Improvements for Nuget

Topics: General
Jul 12, 2013 at 7:36 PM
After some tweeting with @jeffhandley and @dotnetjunkey about nuget improvements they asked me to write them down in a forum post because it was too much to handle on twitter.

Which packages are installed as dependencies

Currently when you install a package, it will install all dependencies and register them in packages.config like you installed them directly. This is all wonderful until you encounter the following scenarios:
  • A developer installed a number of packages and then installs a package by accident. The only way for him to reliably back out the change is by reverting the packages.config. Uninstalling a package will not uninstall the dependencies and it is not easy to see which dependencies were installed by the packages (you have to inspect the package metadata in the client dialog/gallery).
  • A package used to rely for example on antlr, but a new version is updated to use another parser. When you update the package, the old package gets updated, but the antlr package remains installed, even when you don't need it anymore. (Maybe you still need it in your project, but there is no indication that it can potentially be removed.)
This is usually not a problem if you have little nuget packages installed, but when you have 30-40 packages installed it becomes a mess.

I propose to change the way package installation is registered in packages.config. Currently packages.config looks like this.
<?xml version="1.0" encoding="utf-8"?>
<packages>
  <package id="EnterpriseLibrary.Data" version="6.0.1304.0" />
  <package id="EnterpriseLibrary.Common" version="6.0.1304.0" />
</packages>
I propose the new format to be:
<?xml version="1.0" encoding="utf-8"?>
<packages>
  <package id="EnterpriseLibrary.Data" version="6.0.1304.0">
     <package id="EnterpriseLibrary.Common" version="6.0.1304.0" />
  </package>
</packages>
When the user then installs EnterpriseLibary.Common by hand the file changes to:
<?xml version="1.0" encoding="utf-8"?>
<packages>
  <package id="EnterpriseLibrary.Data" version="6.0.1304.0">
     <package id="EnterpriseLibrary.Common" version="6.0.1304.0" />
  </package>
  <package id="EnterpriseLibrary.Common" version="6.0.1304.0" />
</packages>
This of course requires that the version number is in sync between the 2 elements about EnterpriseLibary.Common.

When the dependency has dependencies of itself, these can be added again under the other node. (I add unity here as example, EnterpriseLibrary.Common doesn't actually have any dependencies.)
<?xml version="1.0" encoding="utf-8"?>
<packages>
  <package id="EnterpriseLibrary.Data" version="6.0.1304.0">
     <package id="EnterpriseLibrary.Common" version="6.0.1304.0">
        <package id="Unity" version="6.0.1304.0" />
     </package>
  </package>
  <package id="EnterpriseLibrary.Common" version="6.0.1304.0">
     <package id="Unity" version="6.0.1304.0" />
  </package>
</packages>
I understand that this makes the content of the packages.config file more complicated, but it will make the system more robust.

Package Source tracking

There is nothing which prevents us from installing packages from multiple sources. And there is nothing in the packages which identify the source they are published from. This sometimes creates (big) problems.

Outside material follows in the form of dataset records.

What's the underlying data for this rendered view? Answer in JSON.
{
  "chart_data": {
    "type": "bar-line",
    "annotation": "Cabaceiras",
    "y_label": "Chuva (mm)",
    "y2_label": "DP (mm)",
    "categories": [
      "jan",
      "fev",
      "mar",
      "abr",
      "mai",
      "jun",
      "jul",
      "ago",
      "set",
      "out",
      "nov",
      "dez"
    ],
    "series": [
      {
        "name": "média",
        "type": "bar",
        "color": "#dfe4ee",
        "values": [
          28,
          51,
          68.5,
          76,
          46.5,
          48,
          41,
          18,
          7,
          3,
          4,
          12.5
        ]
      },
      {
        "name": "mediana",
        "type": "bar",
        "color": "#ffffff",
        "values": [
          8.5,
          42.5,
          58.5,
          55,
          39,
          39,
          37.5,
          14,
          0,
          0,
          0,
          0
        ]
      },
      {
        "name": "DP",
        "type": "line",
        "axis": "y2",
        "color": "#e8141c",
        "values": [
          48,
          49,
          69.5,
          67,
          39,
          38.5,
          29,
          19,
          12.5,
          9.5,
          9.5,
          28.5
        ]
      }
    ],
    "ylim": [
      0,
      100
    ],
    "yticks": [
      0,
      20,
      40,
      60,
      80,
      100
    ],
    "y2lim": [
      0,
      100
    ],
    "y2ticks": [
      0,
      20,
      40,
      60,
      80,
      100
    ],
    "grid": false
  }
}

In our case, we download the packages from the nuget.org package source, strong name the content and publish them on our source. When people mess up and the nuget.org package source is accidently before the internal package feed, package restore will download the package from the original source (if a source is not specified). Worse even, when there is a new version of the package on the official feed, it will show as an update in visual studio when the "All sources" node is selected and potentially mess up things even more.

Allow package creators to mark dependent packages as "Don't reference"

Currently when you create a package which depends on another package, the dependent package is installed as it was configured. This has an annoying side-effect that the dll is automatically referenced, even when you don't expose any type from the package you use.

Imagine, we created a "common" assembly which depends on SharpZipLib to enable zip support. We wrapped the calls in our methods so we are free to switch out to another zip library and we don't expose any types of SharpZipLib. But due to the referencing of the sharpziplib library the methods are available for use and also pollute intellisense.

If it were possible to specify "DontReferenceAssemblies" in the nuspec file, it would be possible to install the SharpZipLib package without getting the reference pollution. (I'm not sure if we would need a kind of "bin deployable" system to get the dll's copied to the build output folder.)

(To give an extreme example, we have a project which used to have 4 referenced dll's and after nuget conversion it has 69 referenced dll's)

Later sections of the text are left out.